Cette prise de position officielle intervient dans la foulée de la décision des États-Unis d’inscrire l’ancien chef de l’État sur la liste des personnalités sanctionnées pour leur rôle présumé dans le soutien aux groupes armés.
Dans une déclaration faite jeudi 30 avril, le VPM a qualifié Joseph Kabila « d’instigateur » de l’instabilité persistante dans l’Est du pays.
Il estime que ces sanctions constituent une réponse cohérente face aux acteurs accusés de compromettre les efforts de paix en cours.

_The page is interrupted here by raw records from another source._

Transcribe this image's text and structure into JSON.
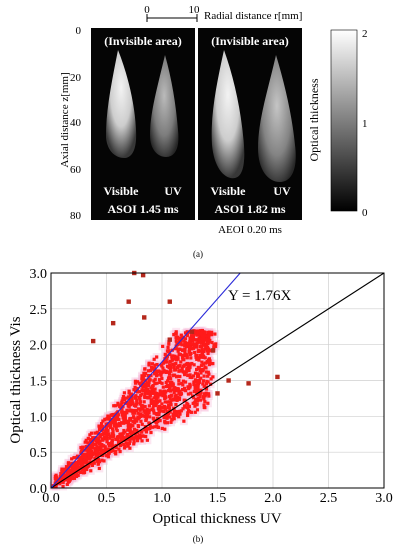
{
  "panel_a": {
    "scale_bar": {
      "tick_start": "0",
      "tick_end": "10",
      "label": "Radial distance r[mm]"
    },
    "y_axis": {
      "label": "Axial distance z[mm]",
      "ticks": [
        "0",
        "20",
        "40",
        "60",
        "80"
      ]
    },
    "images": [
      {
        "top_label": "(Invisible area)",
        "left_label": "Visible",
        "right_label": "UV",
        "time_label": "ASOI 1.45 ms"
      },
      {
        "top_label": "(Invisible area)",
        "left_label": "Visible",
        "right_label": "UV",
        "time_label": "ASOI 1.82 ms"
      }
    ],
    "aeoi_label": "AEOI 0.20 ms",
    "colorbar": {
      "label": "Optical thickness",
      "ticks": [
        "2",
        "1",
        "0"
      ],
      "range": [
        0,
        2
      ]
    },
    "caption": "(a)"
  },
  "panel_b": {
    "caption": "(b)",
    "colors": {
      "scatter_fill": "#ff1a1a",
      "scatter_marker": "#b5281c",
      "halo": "#f5b8d8",
      "fit_line": "#2a2ad8",
      "unity_line": "#000000"
    }
  },
  "chart_data": {
    "type": "scatter",
    "xlabel": "Optical thickness UV",
    "ylabel": "Optical thickness Vis",
    "xlim": [
      0,
      3
    ],
    "ylim": [
      0,
      3
    ],
    "x_ticks": [
      "0.0",
      "0.5",
      "1.0",
      "1.5",
      "2.0",
      "2.5",
      "3.0"
    ],
    "y_ticks": [
      "0.0",
      "0.5",
      "1.0",
      "1.5",
      "2.0",
      "2.5",
      "3.0"
    ],
    "grid": true,
    "fit_line": {
      "label": "Y = 1.76X",
      "slope": 1.76
    },
    "reference_line": {
      "slope": 1.0
    },
    "outliers": [
      {
        "x": 0.75,
        "y": 3.0
      },
      {
        "x": 0.83,
        "y": 2.97
      },
      {
        "x": 1.07,
        "y": 2.6
      },
      {
        "x": 0.7,
        "y": 2.6
      },
      {
        "x": 0.84,
        "y": 2.38
      },
      {
        "x": 1.27,
        "y": 2.18
      },
      {
        "x": 1.07,
        "y": 2.07
      },
      {
        "x": 1.78,
        "y": 1.46
      },
      {
        "x": 2.04,
        "y": 1.55
      },
      {
        "x": 1.5,
        "y": 1.32
      },
      {
        "x": 0.56,
        "y": 2.3
      },
      {
        "x": 1.46,
        "y": 1.92
      },
      {
        "x": 1.6,
        "y": 1.5
      },
      {
        "x": 0.38,
        "y": 2.05
      }
    ]
  }
}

Selon Jacquemain Shabani Lukoo, cette décision de Washington s’inscrit dans une logique de pression internationale sur les personnalités soupçonnées de freiner la mise en œuvre des engagements pris dans le cadre du processus de paix de Washington, conclu en décembre dernier.
Ce processus vise notamment à apaiser les tensions sécuritaires et à favoriser un retour durable à la stabilité dans les zones affectées par les conflits armés.
Ces sanctions américaines, qui incluent le gel d’éventuels avoirs sous juridiction américaine ainsi que l’interdiction de transactions avec des entités américaines, interviennent dans un contexte de recrudescence des violences dans l’est de la RDC, où plusieurs groupes armés, dont le M23, restent actifs.
Sur le plan national, les réactions continuent de se multiplier. Le parti présidentiel, l’UDPS, a notamment appelé à une marche de soutien à ces sanctions à Kinshasa, tandis que plusieurs acteurs de la société civile, dont Patrick Katengo Mafo, ont salué cette décision tout en appelant à un durcissement des mesures contre l’ancien président.
L’ensemble de ces prises de position illustre un climat politique sous tension, où la question de la responsabilité dans la crise sécuritaire à l’Est reste au centre des débats.